Governadora e candidata à reeleição, Raquel Lyra (PSD), obteve, neste sábado (29), uma vitória na Justiça Eleitoral contra perfis nas redes sociais que utilizaram o conteúdo de uma reportagem da TV Record, exibida na última terça-feira (25), para afirmar falsamente que a matéria jornalística comprovaria um suposto “gabinete do ódio” contra o candidato ao governo João Campos (PSB).

Na decisão do desembargador do Tribunal Regional Eleitoral de Pernambuco (TRE-PE), Luiz Gustavo Mendonça de Araújo, foi determinado que o Instagram apague em até 24 horas as publicações das páginas Recife Ordinário, Brega Bregoso, Pernambucoposting e Seremos Resistência, que possuem juntas mais de 6 milhões de seguidores, além da entrega dos dados necessários à identificação dos responsáveis pelos perfis envolvidos na divulgação.

Caso o Instagram não cumpra a decisão, será aplicada uma multa no valor de R$ 15 mil por dia de descumprimento. O desembargador ressaltou na decisão que é “imprescindível a pronta atuação” da Justiça Eleitoral “para evitar danos irreparáveis ao equilíbrio da disputa eleitoral” pela proximidade da eleição e “da facilidade de viralização dos conteúdos na internet”, pontuando que as próprias publicações incentivam o compartilhamento do conteúdo.

“O conteúdo desinforma ao transformar suspeitas jornalísticas em conclusões irrefutáveis, instigando o compartilhamento de fatos que não correspondem ao teor da matéria originária, propagando a efetiva comprovação de uma estrutura chamada de “gabinete do ódio”.

Igualmente, o trecho “para atacar o adversário João Campos”, prima facie, descontextualiza a informação da matéria sobre as ditas apurações em face de ambos os principais candidatos”, apontou o desembargador.

Ainda na decisão, o relator da representação protocolada pela Coligação Pernambuco de Coração analisa uma série de publicações das páginas, a exemplo de uma postagem da Brega Bregoso, que traz o vídeo da reportagem da Record com o seguinte texto:  “Urgente!

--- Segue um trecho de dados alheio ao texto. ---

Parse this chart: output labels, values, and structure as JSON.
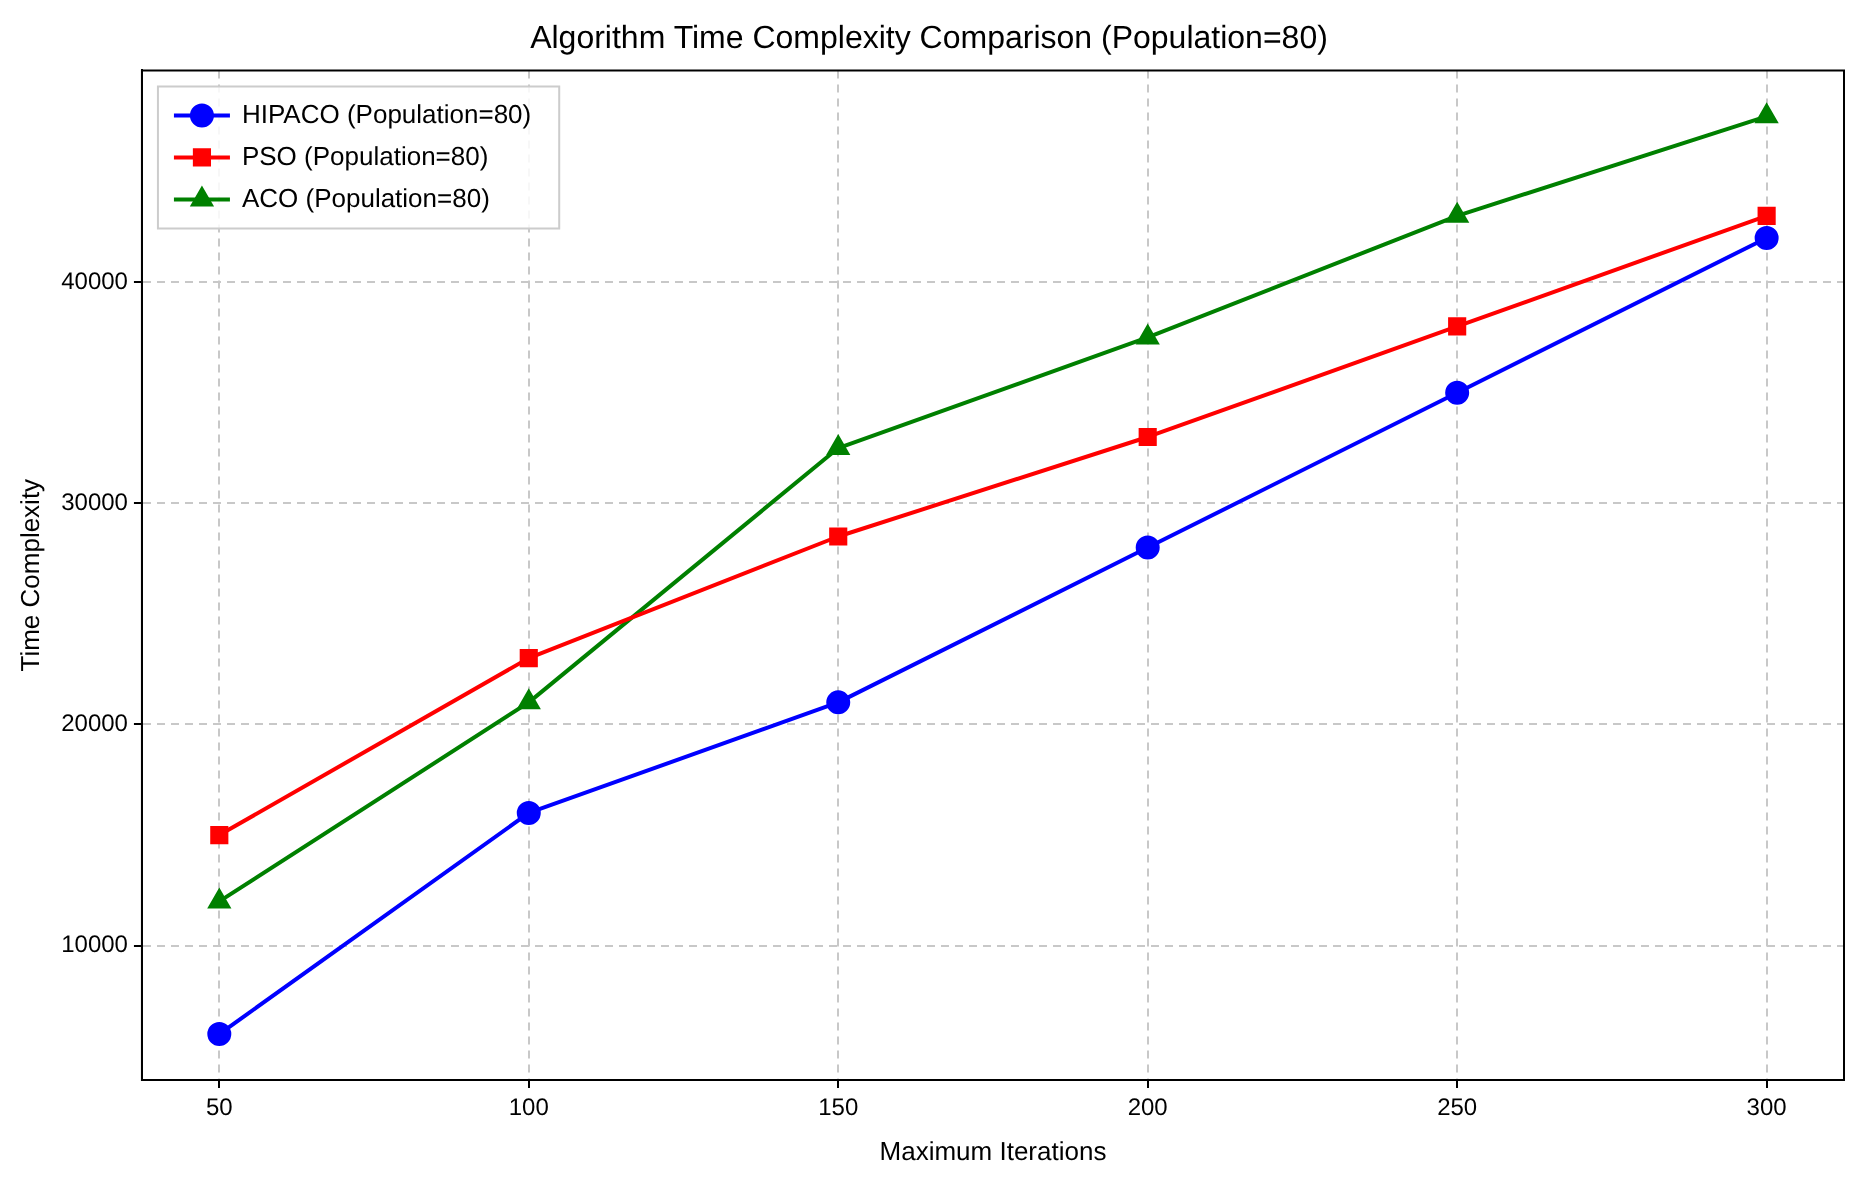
{
  "chart_data": {
    "type": "line",
    "title": "Algorithm Time Complexity Comparison (Population=80)",
    "xlabel": "Maximum Iterations",
    "ylabel": "Time Complexity",
    "x": [
      50,
      100,
      150,
      200,
      250,
      300
    ],
    "xlim": [
      37.5,
      312.5
    ],
    "xticks": [
      50,
      100,
      150,
      200,
      250,
      300
    ],
    "ylim": [
      3925,
      49575
    ],
    "yticks": [
      10000,
      20000,
      30000,
      40000
    ],
    "grid": true,
    "legend": "top left",
    "line_style": "solid",
    "series": [
      {
        "name": "HIPACO (Population=80)",
        "color": "#0000ff",
        "marker": "circle",
        "values": [
          6000,
          16000,
          21000,
          28000,
          35000,
          42000
        ]
      },
      {
        "name": "PSO (Population=80)",
        "color": "#ff0000",
        "marker": "square",
        "values": [
          15000,
          23000,
          28500,
          33000,
          38000,
          43000
        ]
      },
      {
        "name": "ACO (Population=80)",
        "color": "#008000",
        "marker": "triangle",
        "values": [
          12000,
          21000,
          32500,
          37500,
          43000,
          47500
        ]
      }
    ]
  }
}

Jornal da Record revela gravação que detalha ‘Gabinete do ódio’ operado dentro do Governo Raquel Lyra para atacar João Campos”.

O desembargador destacou na decisão a inexistência de uma investigação da Polícia Federal, algo propagado falsamente. “Contudo, examinando a gravação, constata-se que a reportagem não menciona a comprovação da existência de um esquema de ataques virtuais, mas sim, reúne suspeitas que indicariam, segundo os jornalistas responsáveis, uma estrutura voltada à disseminação de notícias falsas.

Conforme a própria reportagem, nada foi revelado ou comprovado de forma definitiva – ao contrário do que fora informado na postagem – e, segundo provas trazidas na inicial (ID 30499640, fl. 12), sequer haveria investigação formal em curso na Polícia Federal por esses fatos”, afirma na decisão.